Todos
Bori mira a Milly, cuyo rostro se ha vuelto cada vez más pálido y enfermizo, y frunce el ceño con sincera preocupación.
"¿Os encontráis bien, señorita Milly? ", pregunta en voz baja—. "Tenéis muy mala cara. Aunque, sin duda, nada que una buena sopa caliente no pueda arreglar."
Luego se adelanta un paso, carraspea y alza la voz hacia la torre, adoptando un tono teatral:
"¡Oiga, buena gente! Viajeros somos, perdidos,
al amparo del cielo pedimos abrigo y pan;
que mi esposa, rendida de males sufridos,
no da un paso más sin caer en su afán."
"Inventor, cartógrafo… y poeta. Os lo dije", murmura Bori, sonriendo de lado a lado a Milly.

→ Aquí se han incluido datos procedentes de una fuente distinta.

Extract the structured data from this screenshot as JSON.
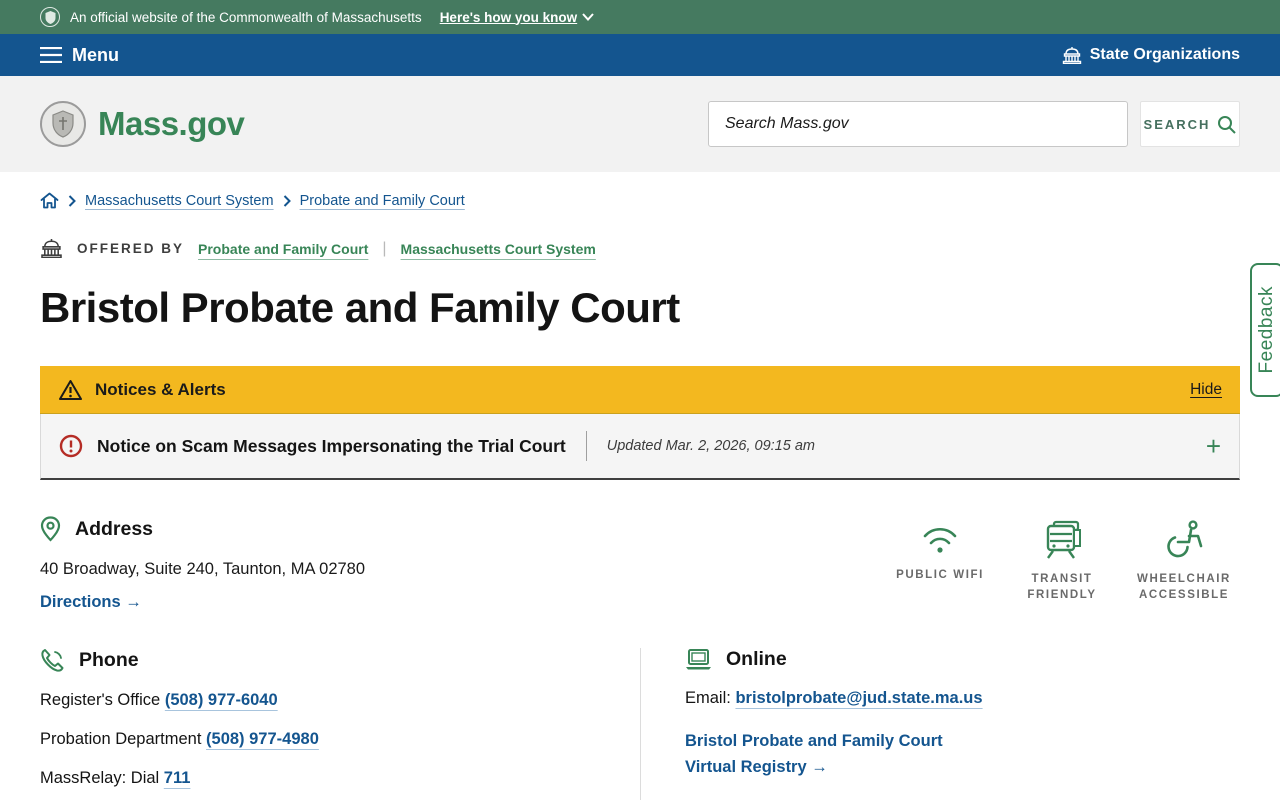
{
  "banner": {
    "official_text": "An official website of the Commonwealth of Massachusetts",
    "how_you_know_label": "Here's how you know"
  },
  "menubar": {
    "menu_label": "Menu",
    "state_organizations_label": "State Organizations"
  },
  "header": {
    "logo_text": "Mass.gov",
    "search_placeholder": "Search Mass.gov",
    "search_button_label": "SEARCH"
  },
  "breadcrumb": {
    "items": [
      {
        "label": "Massachusetts Court System"
      },
      {
        "label": "Probate and Family Court"
      }
    ]
  },
  "offered_by": {
    "label": "OFFERED BY",
    "links": [
      {
        "label": "Probate and Family Court"
      },
      {
        "label": "Massachusetts Court System"
      }
    ]
  },
  "page": {
    "title": "Bristol Probate and Family Court"
  },
  "alerts": {
    "header_title": "Notices & Alerts",
    "hide_label": "Hide",
    "notice": {
      "title": "Notice on Scam Messages Impersonating the Trial Court",
      "updated": "Updated Mar. 2, 2026, 09:15 am",
      "expand_label": "+"
    }
  },
  "address": {
    "heading": "Address",
    "line": "40 Broadway, Suite 240, Taunton, MA 02780",
    "directions_label": "Directions →"
  },
  "amenities": [
    {
      "label": "PUBLIC WIFI",
      "icon": "wifi-icon"
    },
    {
      "label": "TRANSIT FRIENDLY",
      "icon": "transit-icon"
    },
    {
      "label": "WHEELCHAIR ACCESSIBLE",
      "icon": "wheelchair-icon"
    }
  ],
  "phone": {
    "heading": "Phone",
    "rows": [
      {
        "label": "Register's Office",
        "link": "(508) 977-6040"
      },
      {
        "label": "Probation Department",
        "link": "(508) 977-4980"
      },
      {
        "label": "MassRelay: Dial",
        "link": "711"
      }
    ]
  },
  "online": {
    "heading": "Online",
    "email_label": "Email:",
    "email_link": "bristolprobate@jud.state.ma.us",
    "registry_link_line1": "Bristol Probate and Family Court",
    "registry_link_line2": "Virtual Registry →"
  },
  "feedback": {
    "label": "Feedback"
  },
  "colors": {
    "banner_green": "#457a60",
    "menubar_blue": "#14558f",
    "header_gray": "#f2f2f2",
    "brand_green": "#388557",
    "link_blue": "#14558f",
    "alert_yellow": "#f3b81f",
    "notice_red": "#b52c25"
  }
}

De pronto, uno de los ventanales se abre con un leve chirrido. Una figura se recorta contra la luz interior. Es un hombre de mediana edad, de porte aún noble, aunque claramente endurecido por la vida. Permanece inmóvil, observando a la compañía con atención.

Su mirada se detiene unos segundos de más en Bailey y en King, evaluándolos sin disimulo, antes de deslizarse finalmente hacia Milly, encorvada junto a Bori. Allí se queda un instante más largo, como si intentara descifrar algo.
"Dos monedas de oro por posada y sustento, mi señor… ¿Barcelo?", dice Bori, con un deje dubitativo, tanteando el nombre.
El hombre esboza una leve sonrisa, apenas un gesto.
"Morvan del Vado Negro me llaman. Morvan será suficiente", responde con voz calmada. "Dejad las monturas en los establos de detrás y entrad."
Su tono es agradable, casi hospitalario, pero la luz que brota tras él no alcanza a borrar del todo la sombra que parece envolver la torre.